- Allen Krebs in 1968
- Born: February 3, 1934 Brooklyn, New York, U.S.
- Died: December 10, 1991 (aged 57) Contra Costa County, California, U.S.
- Education: University of Michigan (PhD)
- Occupation: Assistant professor of sociology
- Employer: Adelphi University
- Known for: Co-founding the Free University of New York and the Antiuniversity of London
- Political party: Progressive Labor Party
- Movement: New Left
- Spouse: Sharon Krebs ​(divorced)​

= Allen Krebs =

American Marxist educationalist and sociologist (1934-1991)

Allen Martin Krebs (February 3, 1934 – December 10, 1991) was an American sociology professor and Marxist educationalist known for co-founding the Free University of New York and the Antiuniversity of London.

==Biography==
Allen Krebs earned his doctorate in social psychology from the University of Michigan and worked as an assistant professor of sociology at Adelphi University.

In the summer of 1964, Allen Krebs travelled to Cuba with his wife Sharon and their five-year-old son Thorsten in defiance of a government travel ban, leading to their passports being withdrawn upon their return to New York. He was subsequently dismissed from his job at Adelphi University in December 1964, although the official reason for his termination was given as "teaching deficiencies". In November 1965 he was reinstated by the university with a raise in pay, but he refused to rejoin the faculty.

In response to his initial dismissal, Krebs co-founded the Free University of New York (FUNY) in July 1965 with his wife Sharon Krebs, and politics lecturer Jim Mellen.

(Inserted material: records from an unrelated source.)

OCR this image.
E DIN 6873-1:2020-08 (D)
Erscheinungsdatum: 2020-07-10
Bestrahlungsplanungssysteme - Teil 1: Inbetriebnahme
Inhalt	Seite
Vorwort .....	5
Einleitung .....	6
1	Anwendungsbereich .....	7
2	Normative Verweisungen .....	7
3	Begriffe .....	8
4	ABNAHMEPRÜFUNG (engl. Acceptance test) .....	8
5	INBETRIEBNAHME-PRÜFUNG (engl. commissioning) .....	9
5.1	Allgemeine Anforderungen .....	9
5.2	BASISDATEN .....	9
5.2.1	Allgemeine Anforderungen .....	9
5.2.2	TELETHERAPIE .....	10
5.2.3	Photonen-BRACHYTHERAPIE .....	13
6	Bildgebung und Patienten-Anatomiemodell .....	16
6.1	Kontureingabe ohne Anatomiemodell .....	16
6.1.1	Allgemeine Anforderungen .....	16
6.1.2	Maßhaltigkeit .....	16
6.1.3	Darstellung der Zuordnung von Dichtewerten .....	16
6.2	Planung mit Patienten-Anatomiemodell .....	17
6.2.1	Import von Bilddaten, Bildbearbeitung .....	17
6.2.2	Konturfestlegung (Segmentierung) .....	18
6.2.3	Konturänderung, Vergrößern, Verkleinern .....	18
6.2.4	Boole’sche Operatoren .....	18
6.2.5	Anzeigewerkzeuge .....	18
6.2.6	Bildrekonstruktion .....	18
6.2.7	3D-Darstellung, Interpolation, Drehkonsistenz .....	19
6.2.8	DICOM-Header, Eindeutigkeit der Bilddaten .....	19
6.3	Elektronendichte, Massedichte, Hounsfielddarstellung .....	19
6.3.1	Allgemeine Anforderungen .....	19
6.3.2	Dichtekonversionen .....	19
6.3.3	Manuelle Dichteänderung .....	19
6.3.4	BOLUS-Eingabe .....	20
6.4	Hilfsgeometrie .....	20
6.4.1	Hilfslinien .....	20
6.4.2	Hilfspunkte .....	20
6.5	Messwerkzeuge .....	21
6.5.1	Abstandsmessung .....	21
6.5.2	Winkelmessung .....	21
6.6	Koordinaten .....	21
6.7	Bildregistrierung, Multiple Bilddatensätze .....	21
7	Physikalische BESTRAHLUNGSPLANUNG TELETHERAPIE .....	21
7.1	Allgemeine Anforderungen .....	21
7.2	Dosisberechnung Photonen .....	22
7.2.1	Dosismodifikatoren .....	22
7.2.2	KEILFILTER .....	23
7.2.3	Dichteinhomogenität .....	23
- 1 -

Mellen had also been dismissed from his teaching position at Drew University, nominally for insufficient progress on his PhD, but he stated that the real reason for his termination was his open support for the Viet Cong. Allen and Sharon Krebs eventually divorced, and Sharon later served 3 years in prison for her part in an attempted arson attack on a bank in New York City.

In the summer of 1967, Krebs moved to London to take part in the Dialectics of Liberation Congress. In February the next year he co-founded the Antiuniversity of London alongside other participants of the congress, including fellow FUNY veteran Joe Berke.

Krebs was briefly associated with the American University in Beirut, where he wrote the article Hashish, Avant Garde and Rearguard which was published in the magazine Streets in 1965, providing a Marxist analysis of the Beat Generation, some of whom were drawn to Beirut for its low cost of living and easy availability of hashish.

Krebs was involved in the May 2nd Movement, a youth affiliate of the Progressive Labor Party (of which he was a member) organized in opposition to the Vietnam War. After his involvement in the FUNY and the Antiuniversity, Krebs disappeared from public life.

Allen Krebs died from lung cancer on December 10, 1991 in Contra Costa County, California aged 57.